Last Friday’s revelation that Hollywood superstar, George Clooney, contracted malaria during a visit to observe the South Sudan referendum may deliver an unintended wake-up call to the architects of the new state.
Although the final outcome of the poll may not be known until February 14th, the Southern Sudan Referendum Bureau announced on Friday that 99% of votes counted so far have backed secession from the North.
The way now seems clear to prepare for the next stage of the nation’s foundation – tough negotiations with the government in the North and a flurry of institution-building in the South.
Understandably, within such a formidable agenda, there is little evidence that the current autonomous government of South Sudan has been able to consider a national response to climate change.
Whilst Clooney’s mishap may stem from disdain for prophylactics rather than global warming, it’s a timely reminder that almost the whole of South Sudan is endemic to malaria.
Climate change models predict that temperatures in the inner land areas of Africa will rise at higher rates than the global average. However, scientists are unsure exactly how the malaria parasite will respond to a warmer habitat.
South Sudan is no place to be conducting an uninvited experiment. The UN Development Programme believes that up to 36% of the population suffers from malaria. The real figure may be much higher.
Free to exert its full impact in a region of sparse and inadequate health facilities, the disease sucks out the blood of economic growth.
Malaria is not the only threat to development that may be aggravated by climate change. Security heads the list of stipulated topics for the negotiations due to be facilitated by the African Union in accordance with the Mekelle Memorandum of Understanding signed in July 2010.
The spectre of the unresolved conflict in Darfur in the North may haunt the Southern negotiators. Some may recall that in 2007 the UN secretary-general, Ban Ki-moon, wrote in the Washington Post: “amid the diverse social and political causes, the Darfur conflict began as an ecological crisis, arising at least in part from climate change.”

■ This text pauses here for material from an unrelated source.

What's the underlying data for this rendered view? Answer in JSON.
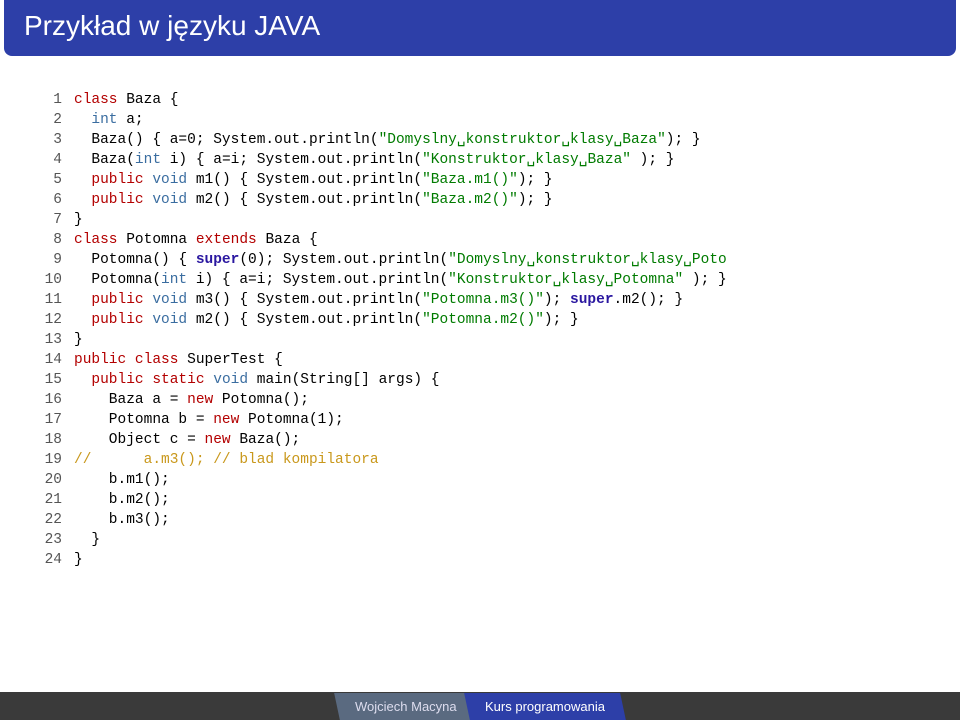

Ban was referring to the impact of desertification on traditional agricultural and pastoral livelihoods. Tribal groups resorted to violence to settle disputes over diminishing land and water resources.
Desertification is less of a threat in the states designated for a future South Sudan. However, their agriculture base is no less primitive, with 80% of the population dependent on one of the most volatile rainfall patterns in the world. And crop yields may fall as higher temperatures shorten the growing season.
One unattractive feature of the rural economy is common to both North and South. Ethnic rivalries and a proliferation of small arms remain primed to explode over access to natural resources.
Tensions over the division of oil revenues or international debt can be resolved in the formal post-referendum negotiations. But neither north nor south of this impoverished region is responsible for global warming and its impact cannot be softened by words in an agreement.
Instead, the embryonic government of South Sudan will be encouraged to deploy the weapons of adaptation to climate change in every aspect of its development programme.
Unfortunately, the environment ministry of the autonomous government in the South was established only last September. The minister, Isaac Awan Maper, recently told the Sudan Tribune: “all of us in the ministry are new. What is currently being done is setting up of the ministry itself. We are still drafting policies and creation of relevant departments.”
This sounds like a situation tailor-made for decisive international intervention on the financing of climate change adaptation.
In its National Adaptation Programme of Action published in 2007, Sudan presented 32 carefully planned projects. The introduction observed: “it is no overstatement to declare …. that our ability to adapt to the projected changes in climate will be a critical factor upon which the future prosperity – perhaps even the survival – of thousands of Sudanese communities depends.”
Such is the lethargy of global UN negotiations that donor support specifically designated for climate adaptation in Sudan so far appears to be limited to a single project.
The concentration of UN and international aid agencies active in Sudan might also be expected to lead by example. But the 148-page document detailing the 2011 UN appeal for $1.7 billion for Sudan contains only incidental references to climate change.
Agencies will of course point out that their extensive food security and health programmes include climate-resilient components – the search for new seed varieties, more careful management of water resources and greater attention to malaria by health authorities.
Nonetheless, the new government will struggle to make the connection between climate change and development without more explicit encouragement.
George Clooney travelled to Sudan as part of an international effort to defuse the short term tinderbox of a controversial poll.
If his close encounter with a Juba mosquito enables global warming to impose itself on the independence agenda, then development in the South and long term peace may be a step closer.